In the oceans, it said that a third of fishing areas are being overharvested.

Many species that are indirectly involved in food production, such as birds that eat crop pests and mangrove trees that help to purify water, are less abundant than in the past, said the study.

It found 63% of plants, 11% of birds, and 5% of fish and fungi were in decline.

Pollinators, which provide services to three-quarters of the world’s crops, are under threat. As well as the documented decline of bees and other insects, the report noted that 17% of vertebrate pollinators, such as bats and birds, were threatened with extinction.

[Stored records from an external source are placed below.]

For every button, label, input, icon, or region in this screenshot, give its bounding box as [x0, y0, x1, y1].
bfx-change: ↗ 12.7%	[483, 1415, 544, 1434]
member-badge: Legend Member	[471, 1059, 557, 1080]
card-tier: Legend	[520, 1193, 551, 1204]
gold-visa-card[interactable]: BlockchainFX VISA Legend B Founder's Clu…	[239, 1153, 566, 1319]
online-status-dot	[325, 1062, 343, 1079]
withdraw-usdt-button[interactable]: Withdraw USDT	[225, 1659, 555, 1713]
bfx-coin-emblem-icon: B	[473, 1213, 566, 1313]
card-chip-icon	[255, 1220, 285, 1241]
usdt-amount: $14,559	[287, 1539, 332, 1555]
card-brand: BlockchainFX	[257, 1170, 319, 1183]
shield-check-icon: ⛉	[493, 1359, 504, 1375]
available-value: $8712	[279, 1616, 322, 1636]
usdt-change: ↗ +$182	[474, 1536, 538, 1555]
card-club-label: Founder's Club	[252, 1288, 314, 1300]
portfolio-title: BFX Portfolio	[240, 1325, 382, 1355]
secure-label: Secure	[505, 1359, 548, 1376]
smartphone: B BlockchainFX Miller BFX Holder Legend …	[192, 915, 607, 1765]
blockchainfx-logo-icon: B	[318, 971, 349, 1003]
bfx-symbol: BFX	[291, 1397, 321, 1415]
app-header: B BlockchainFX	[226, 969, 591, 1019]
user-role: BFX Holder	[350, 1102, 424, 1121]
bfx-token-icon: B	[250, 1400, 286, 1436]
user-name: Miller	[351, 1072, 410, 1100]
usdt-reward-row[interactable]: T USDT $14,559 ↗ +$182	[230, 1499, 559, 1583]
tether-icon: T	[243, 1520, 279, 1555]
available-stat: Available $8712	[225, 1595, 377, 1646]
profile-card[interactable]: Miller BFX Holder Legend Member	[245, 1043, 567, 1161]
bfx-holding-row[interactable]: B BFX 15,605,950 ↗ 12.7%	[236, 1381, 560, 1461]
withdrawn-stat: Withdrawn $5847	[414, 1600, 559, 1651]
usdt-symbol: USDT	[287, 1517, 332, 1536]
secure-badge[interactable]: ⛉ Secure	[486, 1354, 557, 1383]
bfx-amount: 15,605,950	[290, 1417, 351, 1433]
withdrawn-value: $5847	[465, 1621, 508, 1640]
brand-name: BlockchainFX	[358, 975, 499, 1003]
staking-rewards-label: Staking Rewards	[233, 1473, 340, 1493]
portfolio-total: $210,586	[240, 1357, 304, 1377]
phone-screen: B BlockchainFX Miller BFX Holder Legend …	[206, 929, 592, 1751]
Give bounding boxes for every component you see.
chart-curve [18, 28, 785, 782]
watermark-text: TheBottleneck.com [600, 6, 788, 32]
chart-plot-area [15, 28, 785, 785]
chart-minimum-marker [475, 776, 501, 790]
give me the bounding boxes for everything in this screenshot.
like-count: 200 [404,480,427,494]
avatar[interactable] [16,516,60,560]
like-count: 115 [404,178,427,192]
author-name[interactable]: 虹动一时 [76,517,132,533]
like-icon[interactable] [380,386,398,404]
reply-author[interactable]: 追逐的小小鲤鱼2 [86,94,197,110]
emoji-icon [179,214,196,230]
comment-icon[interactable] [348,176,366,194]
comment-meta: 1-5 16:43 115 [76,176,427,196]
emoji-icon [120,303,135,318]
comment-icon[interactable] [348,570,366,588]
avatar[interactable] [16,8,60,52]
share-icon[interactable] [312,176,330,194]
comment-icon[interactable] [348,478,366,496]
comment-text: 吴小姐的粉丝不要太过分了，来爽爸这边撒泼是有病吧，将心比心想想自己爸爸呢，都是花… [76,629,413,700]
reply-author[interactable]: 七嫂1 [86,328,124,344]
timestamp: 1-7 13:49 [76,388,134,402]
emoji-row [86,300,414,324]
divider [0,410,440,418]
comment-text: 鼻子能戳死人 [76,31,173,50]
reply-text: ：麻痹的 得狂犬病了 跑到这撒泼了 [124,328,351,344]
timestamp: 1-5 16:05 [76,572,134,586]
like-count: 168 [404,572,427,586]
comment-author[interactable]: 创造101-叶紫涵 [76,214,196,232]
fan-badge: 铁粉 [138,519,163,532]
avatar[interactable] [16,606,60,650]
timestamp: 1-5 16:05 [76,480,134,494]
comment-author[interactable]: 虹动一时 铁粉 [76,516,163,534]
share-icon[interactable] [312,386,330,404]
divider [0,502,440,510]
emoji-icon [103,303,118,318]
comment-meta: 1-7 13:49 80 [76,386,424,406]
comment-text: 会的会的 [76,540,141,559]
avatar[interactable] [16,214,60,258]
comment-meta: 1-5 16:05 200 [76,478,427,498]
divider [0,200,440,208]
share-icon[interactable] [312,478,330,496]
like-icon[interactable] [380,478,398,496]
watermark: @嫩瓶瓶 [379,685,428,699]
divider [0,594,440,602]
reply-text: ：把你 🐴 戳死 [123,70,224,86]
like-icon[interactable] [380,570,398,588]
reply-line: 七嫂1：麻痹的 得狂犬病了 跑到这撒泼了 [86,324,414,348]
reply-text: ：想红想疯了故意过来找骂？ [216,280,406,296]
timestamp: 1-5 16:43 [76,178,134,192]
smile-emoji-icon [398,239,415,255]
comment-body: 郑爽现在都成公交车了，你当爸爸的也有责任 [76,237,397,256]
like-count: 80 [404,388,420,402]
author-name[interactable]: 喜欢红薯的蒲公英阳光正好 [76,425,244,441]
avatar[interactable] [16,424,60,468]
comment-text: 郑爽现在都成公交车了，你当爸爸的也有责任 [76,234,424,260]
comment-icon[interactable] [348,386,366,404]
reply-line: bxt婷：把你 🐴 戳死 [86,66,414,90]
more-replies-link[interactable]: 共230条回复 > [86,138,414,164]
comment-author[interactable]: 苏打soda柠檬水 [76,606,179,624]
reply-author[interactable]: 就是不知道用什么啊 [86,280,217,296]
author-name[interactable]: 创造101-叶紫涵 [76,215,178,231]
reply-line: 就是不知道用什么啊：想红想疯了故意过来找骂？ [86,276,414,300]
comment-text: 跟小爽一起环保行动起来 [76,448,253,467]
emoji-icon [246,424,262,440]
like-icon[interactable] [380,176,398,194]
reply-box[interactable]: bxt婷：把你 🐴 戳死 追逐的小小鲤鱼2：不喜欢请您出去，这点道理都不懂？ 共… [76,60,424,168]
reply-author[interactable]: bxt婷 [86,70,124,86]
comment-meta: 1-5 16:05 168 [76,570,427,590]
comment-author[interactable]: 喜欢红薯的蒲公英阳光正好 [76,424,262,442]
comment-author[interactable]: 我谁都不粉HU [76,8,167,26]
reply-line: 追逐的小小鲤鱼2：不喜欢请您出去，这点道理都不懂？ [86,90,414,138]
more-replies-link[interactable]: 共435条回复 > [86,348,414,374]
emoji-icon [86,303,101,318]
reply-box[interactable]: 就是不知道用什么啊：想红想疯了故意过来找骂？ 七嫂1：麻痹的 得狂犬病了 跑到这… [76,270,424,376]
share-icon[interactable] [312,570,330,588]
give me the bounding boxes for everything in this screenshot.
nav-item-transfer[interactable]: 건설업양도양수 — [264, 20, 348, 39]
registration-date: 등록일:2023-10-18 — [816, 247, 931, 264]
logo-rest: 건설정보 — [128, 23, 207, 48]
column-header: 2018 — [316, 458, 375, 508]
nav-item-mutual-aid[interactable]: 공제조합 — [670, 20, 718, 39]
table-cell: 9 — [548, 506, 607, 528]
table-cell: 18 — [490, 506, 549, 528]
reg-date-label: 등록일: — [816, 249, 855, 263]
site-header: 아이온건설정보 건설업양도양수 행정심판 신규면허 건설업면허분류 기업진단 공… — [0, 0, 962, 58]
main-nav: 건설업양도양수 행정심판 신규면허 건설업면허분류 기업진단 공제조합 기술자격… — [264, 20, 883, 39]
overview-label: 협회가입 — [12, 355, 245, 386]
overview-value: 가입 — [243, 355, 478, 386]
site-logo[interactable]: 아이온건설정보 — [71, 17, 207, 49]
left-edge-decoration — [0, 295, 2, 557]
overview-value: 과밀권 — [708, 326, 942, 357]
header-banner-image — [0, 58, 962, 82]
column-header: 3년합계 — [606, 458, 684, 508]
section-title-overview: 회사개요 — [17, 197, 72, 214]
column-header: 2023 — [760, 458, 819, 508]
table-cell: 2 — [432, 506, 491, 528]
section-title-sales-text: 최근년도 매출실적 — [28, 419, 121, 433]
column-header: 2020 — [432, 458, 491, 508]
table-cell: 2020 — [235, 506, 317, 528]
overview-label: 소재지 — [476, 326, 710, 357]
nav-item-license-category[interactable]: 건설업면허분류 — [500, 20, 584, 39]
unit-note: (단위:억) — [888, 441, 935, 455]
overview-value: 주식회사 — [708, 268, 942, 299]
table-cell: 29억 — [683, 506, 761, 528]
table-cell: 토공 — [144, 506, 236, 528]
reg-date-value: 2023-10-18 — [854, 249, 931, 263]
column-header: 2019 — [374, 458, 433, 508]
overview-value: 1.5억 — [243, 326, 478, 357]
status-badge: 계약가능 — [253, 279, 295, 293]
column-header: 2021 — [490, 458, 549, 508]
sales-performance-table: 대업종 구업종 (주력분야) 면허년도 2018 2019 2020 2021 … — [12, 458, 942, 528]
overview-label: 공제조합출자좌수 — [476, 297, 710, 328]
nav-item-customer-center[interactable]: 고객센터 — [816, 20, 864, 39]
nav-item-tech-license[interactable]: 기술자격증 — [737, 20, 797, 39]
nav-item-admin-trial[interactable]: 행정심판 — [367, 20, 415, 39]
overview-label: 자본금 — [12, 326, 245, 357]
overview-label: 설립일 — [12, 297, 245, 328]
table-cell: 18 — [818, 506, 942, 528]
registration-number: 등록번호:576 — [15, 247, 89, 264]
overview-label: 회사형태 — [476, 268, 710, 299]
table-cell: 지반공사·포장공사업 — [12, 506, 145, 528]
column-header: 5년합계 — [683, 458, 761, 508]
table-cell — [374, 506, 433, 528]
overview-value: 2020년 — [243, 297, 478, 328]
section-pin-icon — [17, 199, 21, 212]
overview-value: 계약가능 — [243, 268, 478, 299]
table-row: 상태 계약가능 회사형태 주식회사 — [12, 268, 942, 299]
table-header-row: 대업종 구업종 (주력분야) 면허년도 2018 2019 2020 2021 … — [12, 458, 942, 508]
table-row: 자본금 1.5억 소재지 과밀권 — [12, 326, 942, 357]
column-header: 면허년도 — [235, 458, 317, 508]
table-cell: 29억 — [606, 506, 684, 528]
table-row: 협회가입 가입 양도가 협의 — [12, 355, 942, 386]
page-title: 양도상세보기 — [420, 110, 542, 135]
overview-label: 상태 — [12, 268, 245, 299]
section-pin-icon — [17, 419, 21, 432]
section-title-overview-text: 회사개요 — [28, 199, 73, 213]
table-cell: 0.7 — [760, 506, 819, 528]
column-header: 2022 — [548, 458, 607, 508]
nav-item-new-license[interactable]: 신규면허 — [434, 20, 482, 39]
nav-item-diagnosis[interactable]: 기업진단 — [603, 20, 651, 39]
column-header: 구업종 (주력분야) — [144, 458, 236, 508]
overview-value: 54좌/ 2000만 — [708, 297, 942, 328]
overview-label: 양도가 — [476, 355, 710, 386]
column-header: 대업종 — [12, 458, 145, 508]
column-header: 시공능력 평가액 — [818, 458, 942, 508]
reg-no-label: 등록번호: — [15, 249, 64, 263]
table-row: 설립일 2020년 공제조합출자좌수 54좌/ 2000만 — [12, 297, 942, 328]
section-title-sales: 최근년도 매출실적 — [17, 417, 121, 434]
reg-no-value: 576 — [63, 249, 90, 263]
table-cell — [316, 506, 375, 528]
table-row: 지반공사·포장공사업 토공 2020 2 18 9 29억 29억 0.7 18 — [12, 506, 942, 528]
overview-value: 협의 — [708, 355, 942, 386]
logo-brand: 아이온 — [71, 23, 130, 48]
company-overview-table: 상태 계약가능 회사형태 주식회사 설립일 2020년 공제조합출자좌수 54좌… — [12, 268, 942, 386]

Once lost, the species that are critical to our food systems cannot be recovered, it said: “This places the future of our food and the environment under severe threat.”

Most countries said the main driver for biodiversity loss was land conversion, as forests were cut down for farm fields, and meadows covered in concrete for cities, factories and roads.

Other causes included overexploitation of water supplies, pollution, over-harvesting, the spread of invasive species and climate change.

The trend is towards uniformity. Although the world is producing more food than in the past, it is relying on ever-expanding monocultures.

Two-thirds of crop production comes from just nine species (sugar cane, maize, rice, wheat, potatoes, soybeans, oil-palm fruit, sugar beet and cassava), while many of the remaining cultivated plant species are in decline and wild food sources are becoming harder to find.

Although consumers did not yet notice any impact when they went shopping, the authors said that could change.

As examples, the report noted how overdependence on a narrow range of species was a major factor in the famine caused by potato blight in Ireland in the 1840s, cereal crop failures in the US in the 20th century, and losses of taro production in Samoa in the 1990s.

The report also found evidence that attitudes and practices were slowly changing. There has been a greater uptake in sustainable foresting and ecosystem approaches to fisheries.

But the authors said there had been insufficient progress. Organic agriculture, for example, now covers 58m hectares (143m acres) worldwide, but this is only 1% of global farmland.